Yosry Ahmed <yosryahmed@xxxxxxxxxx> · Thu, 30 Mar 2023 01:53:38 -0700

On Thu, Mar 30, 2023 at 1:39 AM Michal Hocko <mhocko@xxxxxxxx> wrote:
>
> On Thu 30-03-23 01:19:29, Yosry Ahmed wrote:
> > On Thu, Mar 30, 2023 at 1:15 AM Michal Hocko <mhocko@xxxxxxxx> wrote:
> > >
> > > On Thu 30-03-23 01:06:26, Yosry Ahmed wrote:
> > > [...]
> > > > If we achieve that, do you think it makes sense to add
> > > > WARN_ON_ONCE(irqs_disabled()) instead to prevent future users from
> > > > flushing while disabling irqs or in irq context?
> > >
> > > WARN_ON (similar to BUG_ON) will not prevent anybody from doing bad
> > > things. We already have means to shout about sleepable code being
> > > invoked from an atomic context and there is no reason to duplicate that.
> > > As I've said earlier WARN_ON might panic the system in some
> > > configurations (and yes they are used also in production systems - do
> > > not ask me why...). So please be careful about that and use that only
> > > when something really bad (yet recoverable) is going on.
> >
> > Thanks for the information (I was about to ask why about production
> > systems, but okay..). I will avoid WARN_ON completely. For the
> > purposes of this series I will drop this patch anyway.
>
> Thanks! People do strange things sometimes...
>
> > Any idea how to shout about "hey this may take too long, why are you
> > doing it with irqs disabled?!"?
>
> Well we have a hard lockup detector. It hits at a much higher stall by
> default but if you care about IRQ latencies in general then you likely
> want to lower. Another thing would be IRQ tracing. In any case this code
> path shouldn't be any special.

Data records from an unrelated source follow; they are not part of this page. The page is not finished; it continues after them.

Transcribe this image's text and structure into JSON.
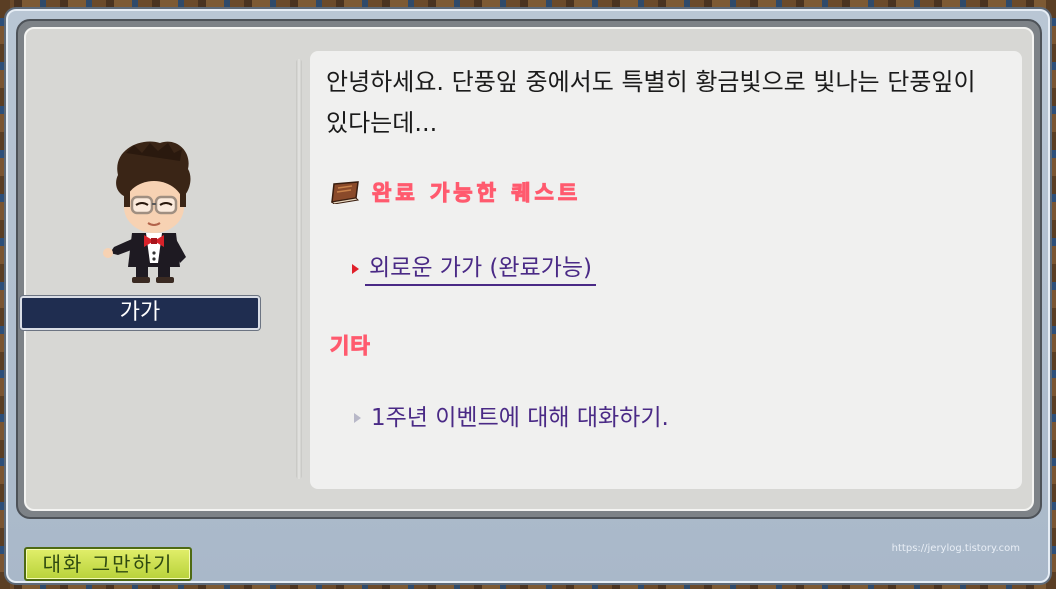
{
  "npc": {
    "name": "가가",
    "message": "안녕하세요. 단풍잎 중에서도 특별히 황금빛으로 빛나는 단풍잎이 있다는데..."
  },
  "quests": {
    "completable_header": "완료 가능한 퀘스트",
    "completable_items": [
      {
        "label": "외로운 가가 (완료가능)"
      }
    ],
    "other_header": "기타",
    "other_items": [
      {
        "label": "1주년 이벤트에 대해 대화하기."
      }
    ]
  },
  "footer": {
    "end_chat_label": "대화 그만하기",
    "watermark": "https://jerylog.tistory.com"
  },
  "colors": {
    "quest_header": "#ff2a46",
    "quest_link": "#4a2a86",
    "nameplate_bg": "#1f2d50",
    "end_button": "#c9dd4c"
  },
  "icons": {
    "quest_book": "quest-book-icon"
  }
}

Sure it can take long on large systems
> but I bet there are more of those.

We did see hard lockups in extreme cases, and we do have setups with
"nmi_watchdog=panic" that will panic when this happens, so we would
rather catch the code paths that can lead to that before it actually
happens.

Maybe we can add a primitive like might_sleep() for this, just food for thought.

> --
> Michal Hocko
> SUSE Labs